The effect of data-driven operations is also confirmed in global surveys. According to a DoubleVerify and Sapio Research survey, 46 percent of marketers use artificial intelligence to optimize bidding and execution processes. That is up 5 percentage points from 41 percent a year earlier. In inventory, McKinsey analyzed that AI-based demand forecasting reduces forecast error by 20 to 50 percent and cuts sales losses from stockouts by up to 65 percent.

Cafe24 focuses on the point that the effect is greater when the two areas are used together rather than operating separately. It says inventory data must identify which products contribute to actual profit to determine what to advertise, and the burden of prepaid ad spending must be eased to execute that decision without delay.

FINANCE, INVENTORY AND ADVERTISING LINKED IN THREE STEPS... INVENTORY TURNOVER 9.2 TO 20.7 TIMES A YEAR, ZERO STOCKOUTS

Cafe24's marketing center designed the structure in three steps. It made it possible to link stages progressively, from entering advertising through expansion and optimization, in line with a brand's growth stage.

The starting point is financing. "Sales-linked advertising" is a structure in which ad spending is executed first and settled after sales occur. It removes the initial cash burden so advertising effectiveness can be verified first. It changed the existing structure in which costs are paid out before performance is confirmed.

Once the financing issue is resolved, the next question is which products to advertise. "Inventory data-based marketing (AIM)" addresses this stage. It analyzes sales data and inventory data together to decide at the same time which products to run ads for and how much to order. It is designed to reduce situations such as spending ad budgets on out-of-stock products or leaving piled-up inventory unattended.

The final step is execution precision. The "NextGen" marketing solution combines big data and AI to automatically generate ad creative and analyze performance in real time to adjust operating strategy. Cafe24 said it is a structure that reduces ad budget leakage and creates more conversions with the same budget.

Cafe24 said performance differences appeared in cases applying the three services together. Fashion brand "Kikiko" cut ad spending by 12 percent in the off-season but conversion sales rose 29 percent, and return on ad spend rose to 855 percent from 579 percent. "Pixem" improved a structure marked by cash shortages and frequent stockouts, and in the same period sales increased about 3.8 times and purchase transactions rose about 5.8 times. Company A, which integrated operations of advertising, ordering and inventory under a single operator, raised annual inventory turnover to 20.7 times from 9.2 times and recorded zero stockouts.

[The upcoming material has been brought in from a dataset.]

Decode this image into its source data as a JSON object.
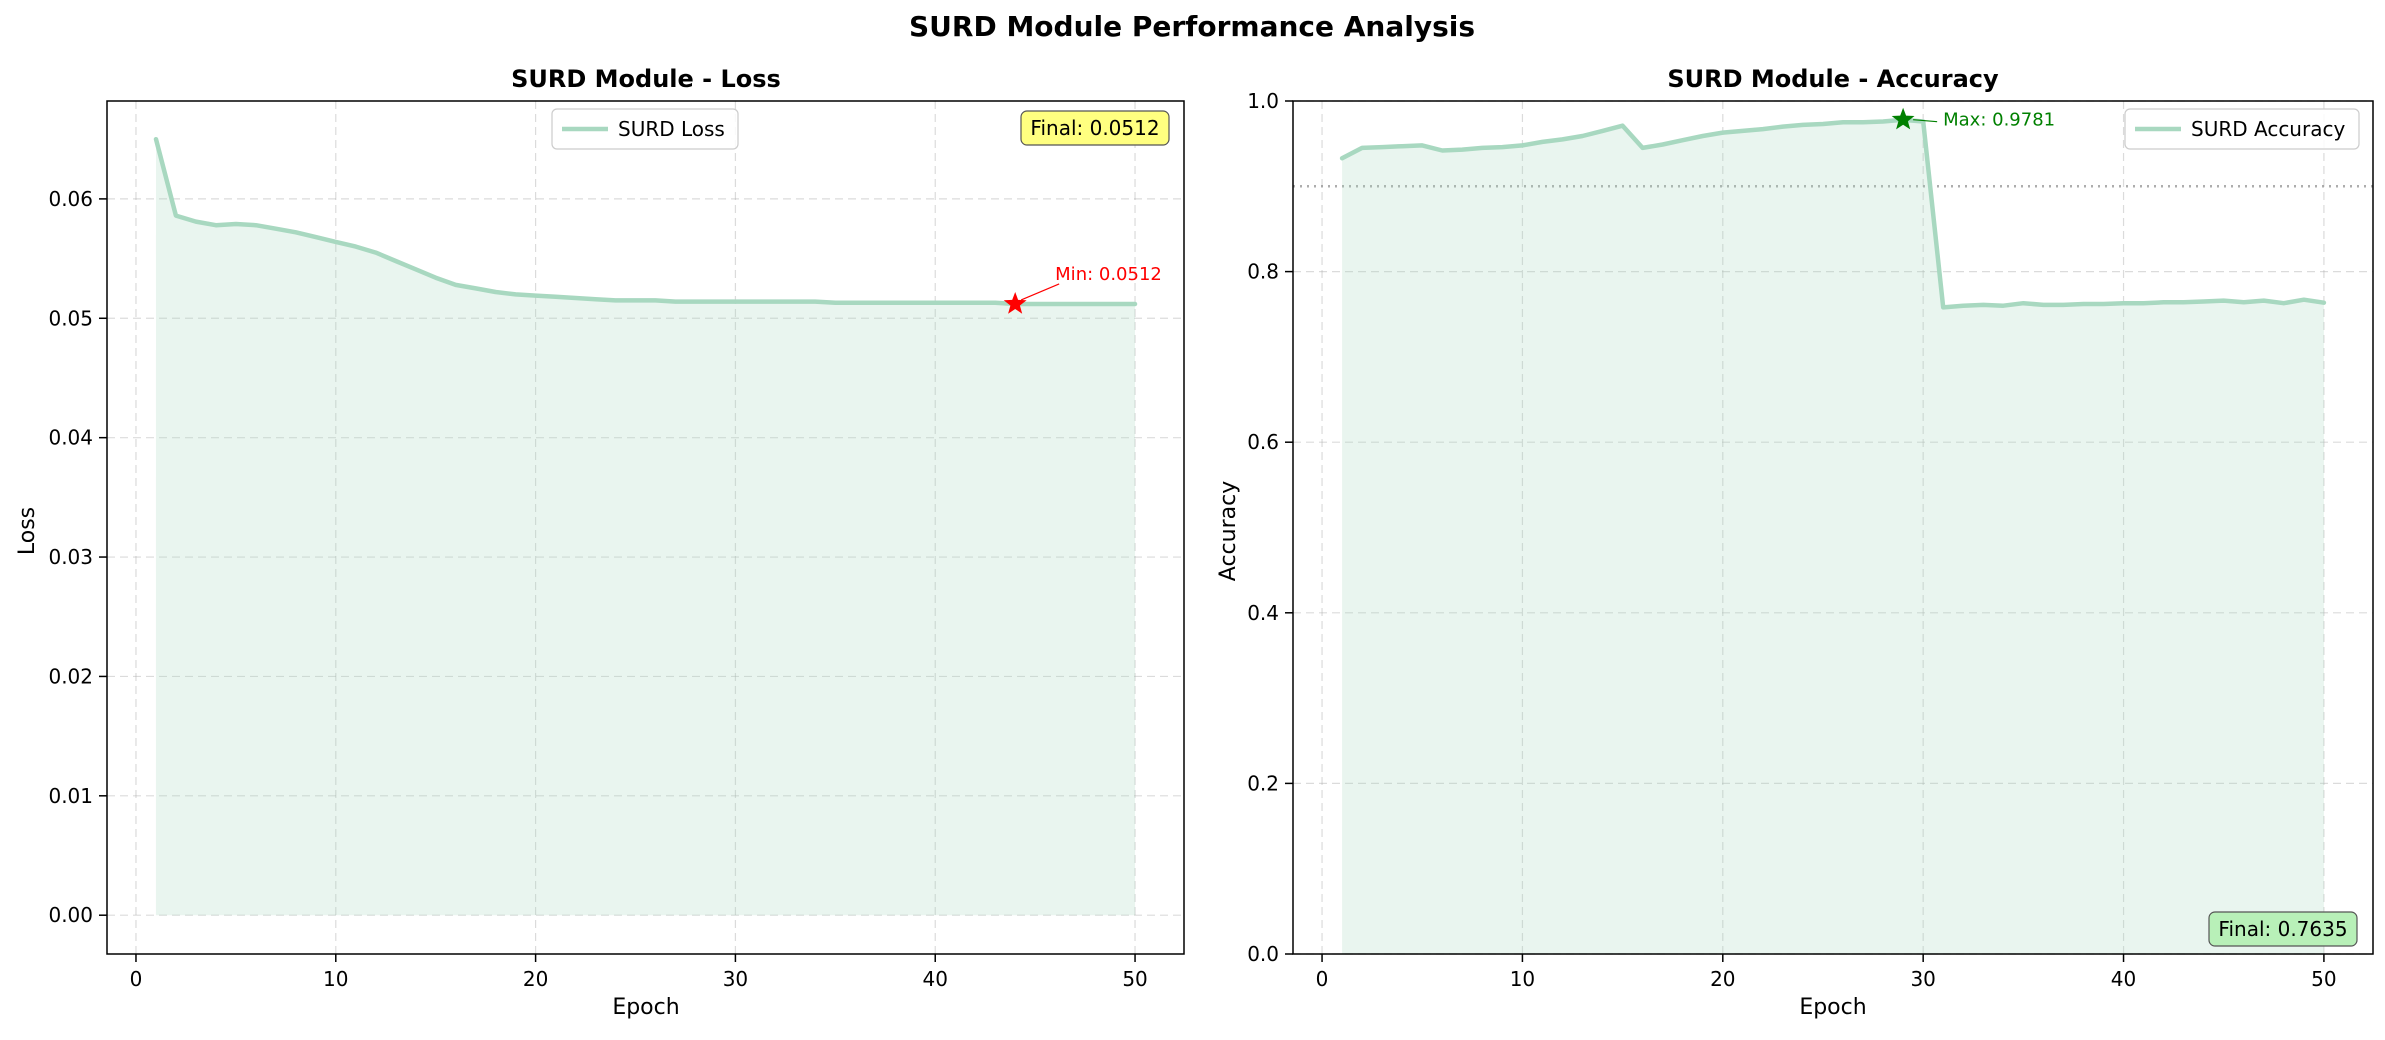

Cafe24 said these were cases in which more sales were generated at the same cost by linking data, rather than as a result of increasing the ad budget.

The challenge is how to implement scalability. It is important to verify whether the same effect can be reproduced for sellers of various sizes and industries beyond individual brand cases. Cafe24 said that when advertising, inventory and financing mesh on the same data, profit that had been hidden behind sales becomes visible. In a market that has grown to 274 trillion won, whether what sellers need is a bigger budget or a more precise linkage is expected to be the next competitive dividing line.